I felt my legs had been taken out from under me. How could I stand this fresh loss?

Heartbroken, I turned to God, the Husband to the husbandless, and entrusted the longings of my heart to Him. 

“I want to trust you with my life,” I had written God in my journal that early morning in 1994, “and it’s easier when I can figure out no ‘path’ of my own. When I have nowhere to turn except you.” 

With the lingering tears and ink poured onto those pages, the peace that made no earthly sense calmed my heart. I knew God could provide a husband – or take away my longing for one and satisfy my heart with Himself. I yielded completely to His will.

Gains for me, too

Apparently, that’s all God had wanted. Me, looking to Him, the ultimate bridegroom. (And, as it turns out, matchmaker extraordinaire.)

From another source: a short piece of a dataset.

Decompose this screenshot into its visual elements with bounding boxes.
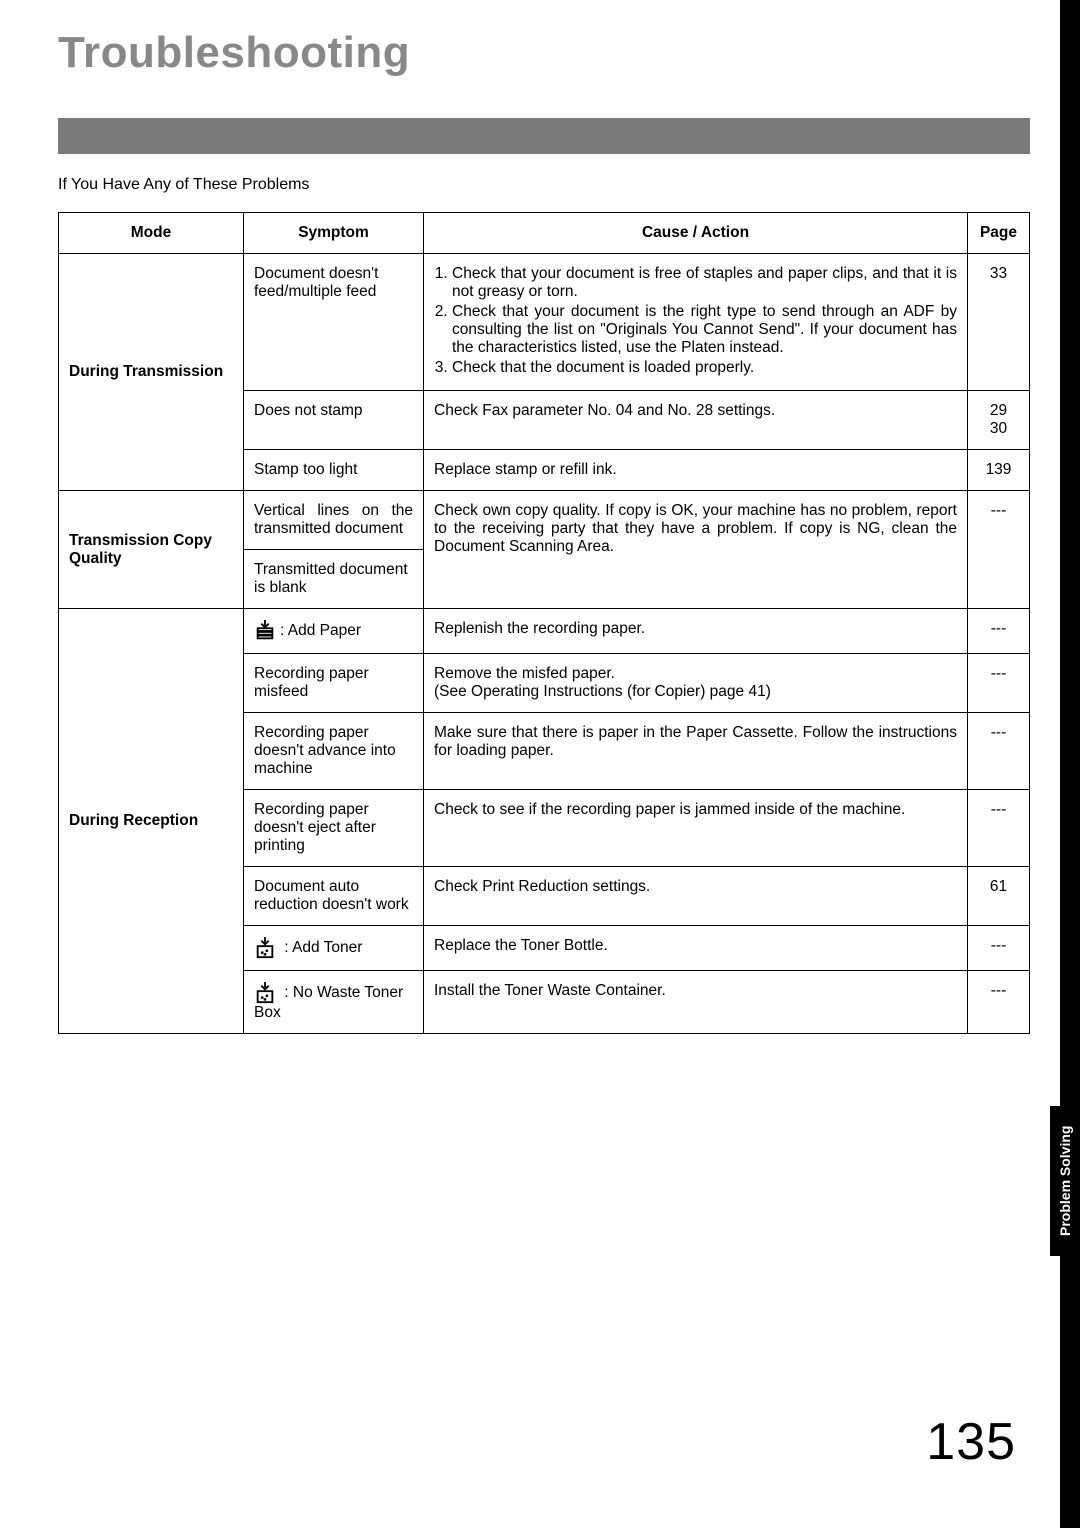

That same day, I got a call from my friend Becky. Who said she’d run into Steve Dagen, a widower I’d bathed in prayer years before when his wife was dying. She said he’d been reading my articles in the newspaper and wanted to meet me. 

Moreover, he wanted to date me. (And he’d spoken to Becky of his desire to remarry.) 

He’d asked Becky to get my permission to call me. (After all, he wasn’t unattached. He had four children, ages 9, 8, 5, and 3!)

I said yes. (Would I have said yes even 24 hours before?)  

Steve waited more than a week for our first date because my sister and her crew were coming for a visit – which Barb’s legs under the bed made more memorable.  

Losing our legs can be a good thing

God has a way of taking our legs out from under us so we can’t stand in our own strength as His children. Doesn’t He?

As hard as it was then, I look back on that weekend and fall more in love with Him – and the husband (and children!) God gave me. I know beyond a shadow of a doubt I can trust Him with anything.

He was gracious enough to provide both me and my roommate

Relying on God is a good thing – because He works for our good. The Apostle Paul captured it in his letter to the Romans:

“And we know that God causes all things to work together for good to those who love God, to those who are called according to His purpose” (Romans 8:28, NASB). 

Marrying Steve Dagen – because I also said yes when he asked – is my favorite good thing. My second favorite good thing? Barb marrying Ken.  

One lost leg. One weekend 30 years ago. One matchmaking God.

And two couples standing on God’s good plan for our lives. No screams necessary.